Slashdot Mirror


In Senate Hearing, Tech Giants Push Lawmakers For Federal Privacy Rules (techcrunch.com)

Another day, another hearing of tech giants in Congress. Wednesday's hearing at the Senate Commerce Committee with Apple, Amazon, Google and Twitter, alongside AT&T and Charter, marked the latest in a string of hearings in the past few months into all things tech: but mostly controversies embroiling the companies, from election meddling to transparency. This time, privacy was at the top of the agenda. The problem, lawmakers say, is that consumers have little of it. From a report: The hearing said that the U.S. was lagging behind Europe's new GDPR privacy rules and California's recently passed privacy law, which goes into effect in 2020, and lawmakers were edging toward introducing their own federal privacy law. AT&T, Apple, Charter and Google used their time in the Senate to call on lawmakers to introduce new federal privacy legislation. Tech companies spent the past year pushing back against the new state regulations, but have conceded that new privacy rules are inevitable. Now the companies realize that it's better to sit at the table to influence a federal privacy law than stand outside in the cold. In pushing for a new federal law, representatives from each company confirmed that they support the preemption of California's new rules -- something that critics oppose. AT&T's chief lawyer Len Cali said that a patchwork of state laws would be unworkable. Apple, too, agreed to support a privacy law, but noted as a company that doesn't hoard user data for advertising -- like Facebook and Google -- that any federal law would need to put a premium on protecting the consumer rather than helping companies make money. But Amazon's chief lawyer Andrew DeVore said that complying with privacy rules has "required us to divert significant resources to administrative tasks and away from invention."

6 of 36 comments (clear)

  1. What They Really Want by Anonymous Coward · · Score: 4, Insightful

    What they really want is to get the federal legislators, who they already have in their pockets, to develop federal laws that are favorable to the tech companies and will override all state laws.

    1. Re:What They Really Want by technosaurus · · Score: 2

      You act like the legislators write the laws. They don't even read them. Special interests write the laws and summarize them for each key legislator. Most of the legislation is so verbose that they could require blood sacrifices and nobody would ever notice till it was passed.

    2. Re:What They Really Want by BenFranske · · Score: 2

      There are ways to sort out those conflicts, see for example the Uniform Commercial Code.

      This is not to say that I'm for doing things in a patchwork way. However, state legislatures have shown themselves to be much less bought and paid for by corporations than congress so until we can deal with the corruption that money brings to congress I think we're forced into a situation where the best path forward is to do things at state levels.

    3. Re:What They Really Want by CanHasDIY · · Score: 2

      it means that businesses that want to conduct business at the national level have to be aware of and adhere to fifty different sets of laws rather than one.

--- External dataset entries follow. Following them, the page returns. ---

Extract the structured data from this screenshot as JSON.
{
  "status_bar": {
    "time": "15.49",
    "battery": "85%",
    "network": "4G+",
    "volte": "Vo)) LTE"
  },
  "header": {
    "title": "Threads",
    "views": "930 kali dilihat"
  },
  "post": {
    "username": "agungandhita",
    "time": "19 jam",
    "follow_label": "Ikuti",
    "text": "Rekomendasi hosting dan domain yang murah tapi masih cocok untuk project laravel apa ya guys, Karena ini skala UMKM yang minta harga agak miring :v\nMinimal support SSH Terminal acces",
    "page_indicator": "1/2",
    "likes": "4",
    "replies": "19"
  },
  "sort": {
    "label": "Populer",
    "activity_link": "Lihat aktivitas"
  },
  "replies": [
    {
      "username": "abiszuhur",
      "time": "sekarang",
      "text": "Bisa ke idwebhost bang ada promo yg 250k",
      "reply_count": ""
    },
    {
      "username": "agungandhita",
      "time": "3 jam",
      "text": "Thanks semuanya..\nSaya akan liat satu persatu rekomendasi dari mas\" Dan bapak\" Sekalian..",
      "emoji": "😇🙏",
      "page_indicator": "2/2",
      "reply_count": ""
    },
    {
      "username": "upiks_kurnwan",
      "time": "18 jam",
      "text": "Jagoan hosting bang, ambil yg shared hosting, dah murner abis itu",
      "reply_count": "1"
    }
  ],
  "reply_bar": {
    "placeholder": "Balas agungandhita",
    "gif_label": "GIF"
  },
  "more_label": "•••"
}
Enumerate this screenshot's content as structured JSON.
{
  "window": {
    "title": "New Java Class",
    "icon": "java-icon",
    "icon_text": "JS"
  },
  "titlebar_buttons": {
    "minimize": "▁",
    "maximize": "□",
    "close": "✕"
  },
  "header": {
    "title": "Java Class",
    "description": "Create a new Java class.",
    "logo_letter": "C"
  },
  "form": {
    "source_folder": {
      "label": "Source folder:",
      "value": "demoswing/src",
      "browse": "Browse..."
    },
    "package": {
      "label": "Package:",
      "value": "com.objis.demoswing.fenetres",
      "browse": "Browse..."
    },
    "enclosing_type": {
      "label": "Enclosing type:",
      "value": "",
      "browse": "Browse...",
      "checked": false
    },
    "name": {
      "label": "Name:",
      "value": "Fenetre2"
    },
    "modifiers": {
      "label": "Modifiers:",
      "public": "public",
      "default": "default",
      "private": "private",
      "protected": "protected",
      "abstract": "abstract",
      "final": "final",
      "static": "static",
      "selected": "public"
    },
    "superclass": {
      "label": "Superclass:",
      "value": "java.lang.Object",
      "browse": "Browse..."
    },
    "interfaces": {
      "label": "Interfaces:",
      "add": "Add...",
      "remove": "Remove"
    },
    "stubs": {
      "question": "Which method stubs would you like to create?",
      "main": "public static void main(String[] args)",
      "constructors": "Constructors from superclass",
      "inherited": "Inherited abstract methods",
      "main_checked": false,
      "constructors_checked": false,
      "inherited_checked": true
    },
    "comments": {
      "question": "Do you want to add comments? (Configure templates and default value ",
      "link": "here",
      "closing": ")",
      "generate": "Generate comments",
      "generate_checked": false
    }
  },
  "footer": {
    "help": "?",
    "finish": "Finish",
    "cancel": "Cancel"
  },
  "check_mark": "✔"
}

      Which is precisely what the Commerce Clause was meant to deal with, but instead it's used to limit the rights of individual citizens.

      --
      An enigma, wrapped in a riddle, shrouded in bacon and cheese
  2. Of course they want rules by Actually,+I+do+RTFA · · Score: 3, Insightful

    Rules have loopholes (or are just written to benefit industry) and "it is legal" for some reason absolves a company of any ethical responsibility. To say nothing of adding compliance costs to dissuade startups. Of course they want rules.

    --
    Your ad here. Ask me how!
  3. Translated to English by Registered+Coward+v2 · · Score: 4, Informative

    AT&T, Apple, Charter and Google used their time in the Senate to call on lawmakers to introduce new federal privacy legislation. translates to "We are worried states will setup tougher standards, such as CA is doing, and we want the feds to step in and preempt state laws with federal rules that we can influence cheaper by buying key congress members rather than having to buy legislatures in 50 states. In addition, strict, but not to strict, rules will make it harder for competitors since it will cost money to setup the structures to comply with them, creating more barriers to entry and less of a threat of a new company disrupting our thing."

    --
    I'm a consultant - I convert gibberish into cash-flow.